The recruitment status of this study is unknown. The completion date has passed and the status has not been verified in more than two years.
Verified June 2013 by Abhimanyu Garg, University of Texas Southwestern Medical Center.
Recruitment status was:  Recruiting
National Institutes of Health (NIH)
Amylin Pharmaceuticals, LLC.
Information provided by (Responsible Party):
Abhimanyu Garg, University of Texas Southwestern Medical Center Identifier:
First received: April 4, 2007
Last updated: June 19, 2013
Last verified: June 2013
Lipodystrophies represent a therapeutic challenge with regards to the management of the diabetes, insulin resistance, hypertriglyceridemia and fatty liver which frequently present in conjunction with significant adipose tissue loss. The purpose of the study and it's four subprojects is to examine the safety and efficacy of various novel interventions designed to improve or resolve the fatty liver, hypertriglyceridemia, and insulin resistance or diabetes that is seen in these patients.

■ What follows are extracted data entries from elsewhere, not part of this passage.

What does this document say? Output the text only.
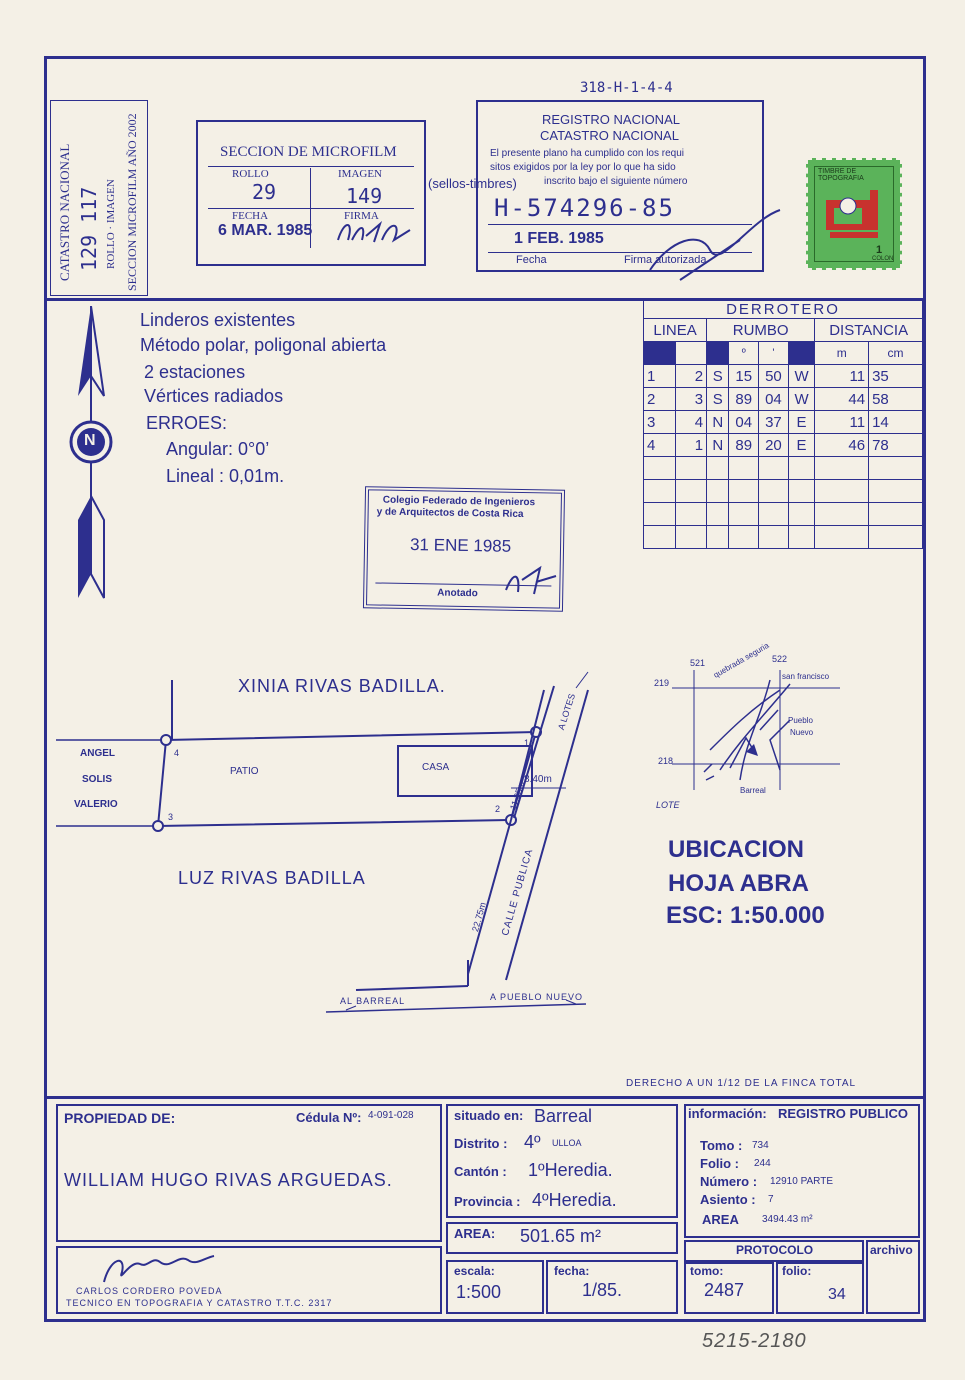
318-H-1-4-4
CATASTRO NACIONAL 129 117 ROLLO · IMAGEN SECCION MICROFILM AÑO 2002	SECCION DE MICROFILM
ROLLO
29
IMAGEN
149
FECHA
6 MAR. 1985
FIRMA
REGISTRO NACIONAL
CATASTRO NACIONAL
El presente plano ha cumplido con los requi
sitos exigidos por la ley por lo que ha sido
inscrito bajo el siguiente número
H-574296-85
1 FEB. 1985
Fecha	Firma autorizada
(sellos-timbres)
TIMBRE DE TOPOGRAFIA
1
COLON
N
Linderos existentes
Método polar, poligonal abierta
2 estaciones
Vértices radiados
ERROES:
Angular: 0°0’
Lineal : 0,01m.
DERROTERO							
LINEA		RUMBO				DISTANCIA	
			º	'		m	cm
1	2	S	15	50	W	11	35
2	3	S	89	04	W	44	58
3	4	N	04	37	E	11	14
4	1	N	89	20	E	46	78

Colegio Federado de Ingenieros
y de Arquitectos de Costa Rica
31 ENE 1985
Anotado
XINIA RIVAS BADILLA.
LUZ RIVAS BADILLA
ANGEL
SOLIS
VALERIO
PATIO	CASA
1
2
3
4
11.35m
8.40m
CALLE PUBLICA
22.75m
A LOTES
AL BARREAL	A PUEBLO NUEVO
521	522
219
218
quebrada seguria san francisco
Pueblo
Nuevo
Barreal
LOTE
UBICACION
HOJA ABRA
ESC: 1:50.000
DERECHO A UN 1/12 DE LA FINCA TOTAL
PROPIEDAD DE:	Cédula Nº: 4-091-028
WILLIAM HUGO RIVAS ARGUEDAS.
situado en: Barreal
Distrito : 4º ULLOA
Cantón : 1ºHeredia.
Provincia : 4ºHeredia.
AREA: 501.65 m²
información: REGISTRO PUBLICO
Tomo : 734
Folio : 244
Número : 12910 PARTE
Asiento : 7
AREA 3494.43 m²
PROTOCOLO	archivo
CARLOS CORDERO POVEDA
TECNICO EN TOPOGRAFIA Y CATASTRO T.T.C. 2317
escala:
1:500
fecha:
1/85.
tomo:
2487
folio:
34
5215-2180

Condition Intervention Phase
Insulin Resistance
Hepatic Steatosis
Other: low-fat diet ( Still recruiting )
Other: Diet
Phase 2
Phase 3

Study Type: Interventional
Study Design: Allocation: Randomized
Intervention Model: Crossover Assignment
Masking: Double Blind (Participant, Care Provider, Investigator)
Primary Purpose: Treatment
Official Title: Novel Therapies for Metabolic Complications in Patients With Lipodystrophies

Resource links provided by NLM:

Further study details as provided by Abhimanyu Garg, University of Texas Southwestern Medical Center:

Primary Outcome Measures:
  • Project specific: improvement in serum triglycerides, insulin resistance, liver triglyceride content, liver volume, Hgb A1c, [ Time Frame: 6 to 12 months ]

Estimated Enrollment: 72
Study Start Date: April 2006
Estimated Study Completion Date: December 2016
Estimated Primary Completion Date: August 2016 (Final data collection date for primary outcome measure)
Arms Assigned Interventions
Active Comparator: Low fat diet is the "drug"
Diet 10% fat versus 35% fat
Other: low-fat diet ( Still recruiting )
This study will compare 10% fat versus 35% fat diets in terms if effect on liver fat, triglycerides adn other metabolic parameters.
Other Name: Low fat versus extremely low fat Diet
Other: Diet
10 % versus 35 % fat in diet

Detailed Description:

We propose novel therapeutic approaches for the management of metabolic complications in patients with lipodystrophies. The four interventions to be tested are:

Hypothesis 1: An extremely low fat diet. Hypothesis 2: Leptin replacement therapy. Hypothesis 3: Cholic acid therapy.. Hypothesis 4: Peroxisome proliferator activated receptors (PPAR) agonist, pioglitazone.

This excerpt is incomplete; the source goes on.